$ABC$ is an isosceles triangle so $AB=BC$, $D$ is the midpoint of $BC$ so $BD=DC$ and $BED$ and $DFC$ are isosceles triangles such that $BE=ED=DF=FC$.
We know that $BED$ and $DFC$ are isosceles triangles but $BD=DC$ then $BED$ and $DFC$ are equilateral triangles where $BE=ED=DF=FC=BD=DC$.
Since $ABC$ is an isosceles triangle let $ABC \sphericalangle=ACB \sphericalangle=a$
$ABE \sphericalangle = ABC \sphericalangle + DBE \sphericalangle =60^o +a $
$ACF \sphericalangle= ACB \sphericalangle +DCF \sphericalangle= 60^o +a$
We can easily show that triagnles $ABE\equiv ACF$ because $AB=BC$, $ABE \sphericalangle=ACF \sphericalangle$ and $AB=AC$ (SAS) we get that triangles $ABE\equiv ACF$.
We also know that $AE=AF$ how to show that $AM=AN$?
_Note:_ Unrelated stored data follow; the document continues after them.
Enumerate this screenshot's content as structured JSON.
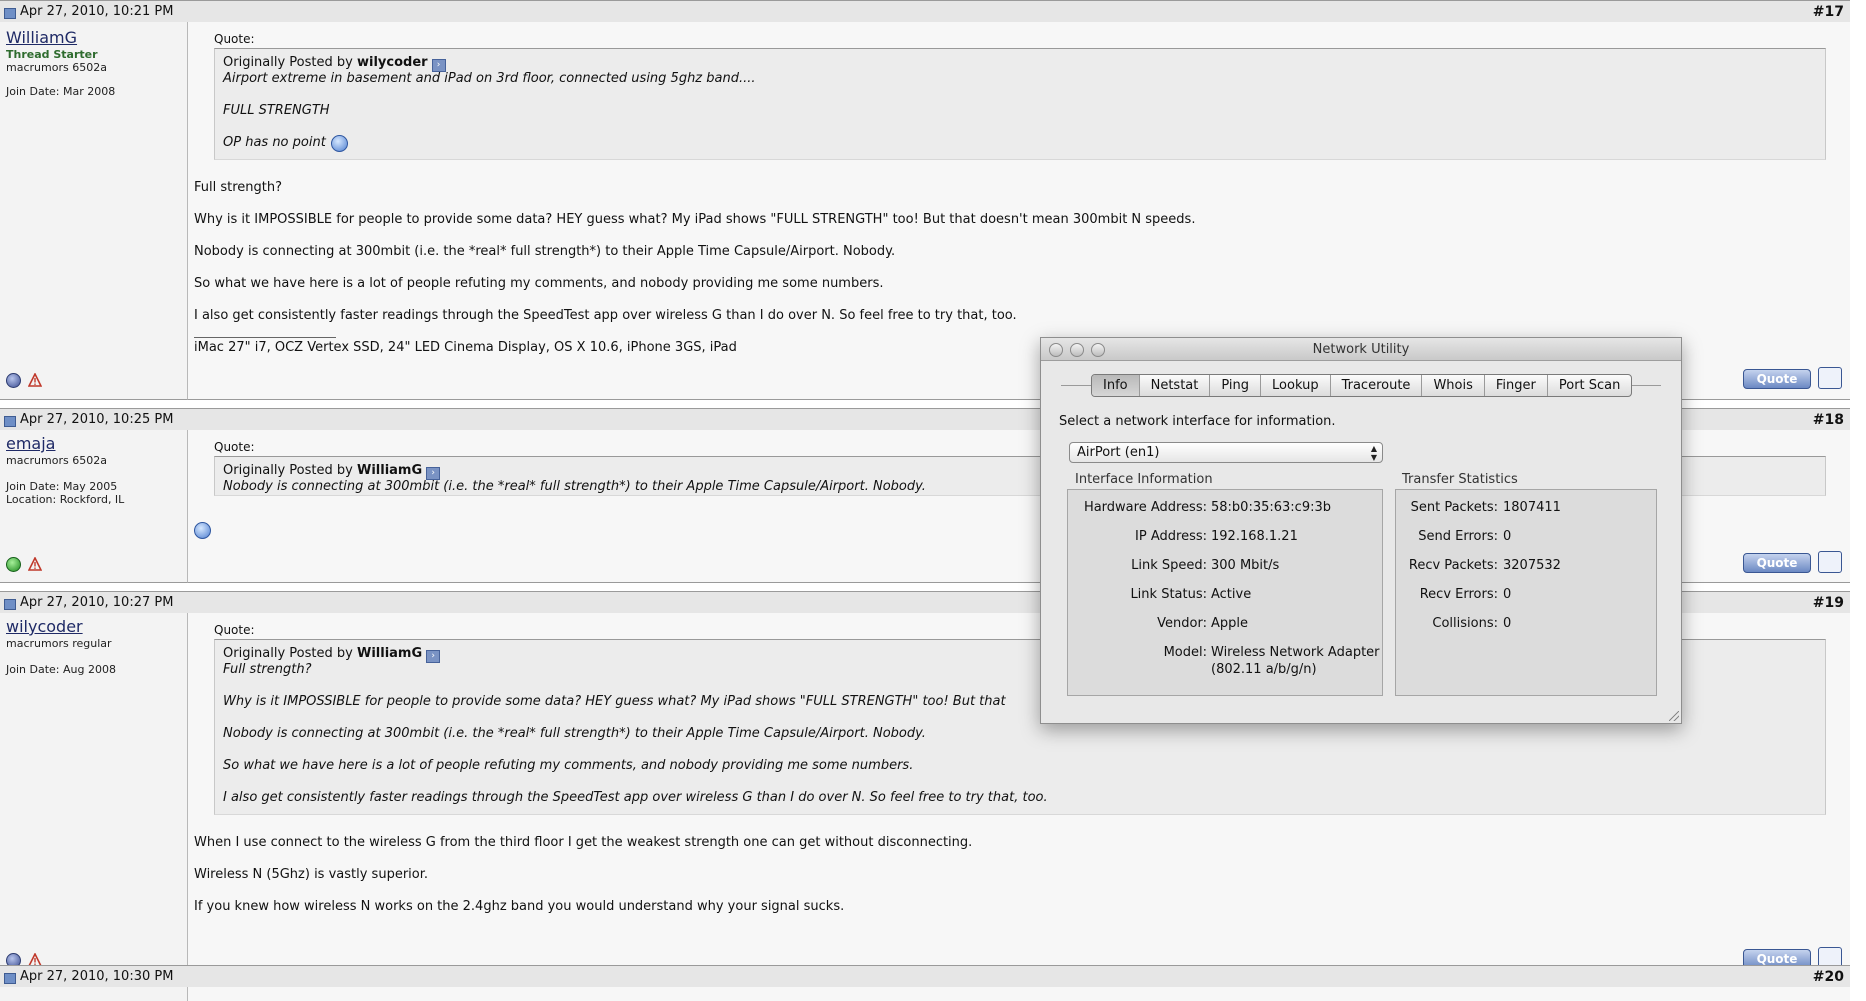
{
  "posts": [
    {
      "date": "Apr 27, 2010, 10:21 PM",
      "number": "#17",
      "username": "WilliamG",
      "user_status": "Thread Starter",
      "rank": "macrumors 6502a",
      "join_date": "Join Date: Mar 2008",
      "location": "",
      "quote_label": "Quote:",
      "quote_by_prefix": "Originally Posted by",
      "quote_author": "wilycoder",
      "quote_lines": [
        "Airport extreme in basement and iPad on 3rd floor, connected using 5ghz band....",
        "FULL STRENGTH",
        "OP has no point"
      ],
      "body_lines": [
        "Full strength?",
        "Why is it IMPOSSIBLE for people to provide some data? HEY guess what? My iPad shows \"FULL STRENGTH\" too! But that doesn't mean 300mbit N speeds.",
        "Nobody is connecting at 300mbit (i.e. the *real* full strength*) to their Apple Time Capsule/Airport. Nobody.",
        "So what we have here is a lot of people refuting my comments, and nobody providing me some numbers.",
        "I also get consistently faster readings through the SpeedTest app over wireless G than I do over N. So feel free to try that, too."
      ],
      "signature": "iMac 27\" i7, OCZ Vertex SSD, 24\" LED Cinema Display, OS X 10.6, iPhone 3GS, iPad",
      "quote_button": "Quote",
      "online": false
    },
    {
      "date": "Apr 27, 2010, 10:25 PM",
      "number": "#18",
      "username": "emaja",
      "rank": "macrumors 6502a",
      "join_date": "Join Date: May 2005",
      "location": "Location: Rockford, IL",
      "quote_label": "Quote:",
      "quote_by_prefix": "Originally Posted by",
      "quote_author": "WilliamG",
      "quote_lines": [
        "Nobody is connecting at 300mbit (i.e. the *real* full strength*) to their Apple Time Capsule/Airport. Nobody."
      ],
      "quote_button": "Quote",
      "online": true
    },
    {
      "date": "Apr 27, 2010, 10:27 PM",
      "number": "#19",
      "username": "wilycoder",
      "rank": "macrumors regular",
      "join_date": "Join Date: Aug 2008",
      "quote_label": "Quote:",
      "quote_by_prefix": "Originally Posted by",
      "quote_author": "WilliamG",
      "quote_lines": [
        "Full strength?",
        "Why is it IMPOSSIBLE for people to provide some data? HEY guess what? My iPad shows \"FULL STRENGTH\" too! But that",
        "Nobody is connecting at 300mbit (i.e. the *real* full strength*) to their Apple Time Capsule/Airport. Nobody.",
        "So what we have here is a lot of people refuting my comments, and nobody providing me some numbers.",
        "I also get consistently faster readings through the SpeedTest app over wireless G than I do over N. So feel free to try that, too."
      ],
      "body_lines": [
        "When I use connect to the wireless G from the third floor I get the weakest strength one can get without disconnecting.",
        "Wireless N (5Ghz) is vastly superior.",
        "If you knew how wireless N works on the 2.4ghz band you would understand why your signal sucks."
      ],
      "quote_button": "Quote",
      "online": false
    },
    {
      "date": "Apr 27, 2010, 10:30 PM",
      "number": "#20"
    }
  ],
  "network_utility": {
    "title": "Network Utility",
    "tabs": [
      "Info",
      "Netstat",
      "Ping",
      "Lookup",
      "Traceroute",
      "Whois",
      "Finger",
      "Port Scan"
    ],
    "active_tab": "Info",
    "prompt": "Select a network interface for information.",
    "interface_selected": "AirPort (en1)",
    "interface_info_label": "Interface Information",
    "transfer_stats_label": "Transfer Statistics",
    "interface_info": [
      {
        "k": "Hardware Address:",
        "v": "58:b0:35:63:c9:3b"
      },
      {
        "k": "IP Address:",
        "v": "192.168.1.21"
      },
      {
        "k": "Link Speed:",
        "v": "300 Mbit/s"
      },
      {
        "k": "Link Status:",
        "v": "Active"
      },
      {
        "k": "Vendor:",
        "v": "Apple"
      },
      {
        "k": "Model:",
        "v": "Wireless Network Adapter",
        "v2": "(802.11 a/b/g/n)"
      }
    ],
    "transfer_stats": [
      {
        "k": "Sent Packets:",
        "v": "1807411"
      },
      {
        "k": "Send Errors:",
        "v": "0"
      },
      {
        "k": "Recv Packets:",
        "v": "3207532"
      },
      {
        "k": "Recv Errors:",
        "v": "0"
      },
      {
        "k": "Collisions:",
        "v": "0"
      }
    ]
  }
}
Note that the given conditions do not imply the two smaller triangles are equilateral. However, they are congruent by SSS criteria, so that $\angle DBE = \angle DCF$ and you already know $\angle ABC = \angle ACB$.
Thus, $\angle ABE = \angle ACF$, combined with $AB = AC$ and $BE=CF$ gives $\Delta ABE \cong \Delta ACF$, and the desired result follows.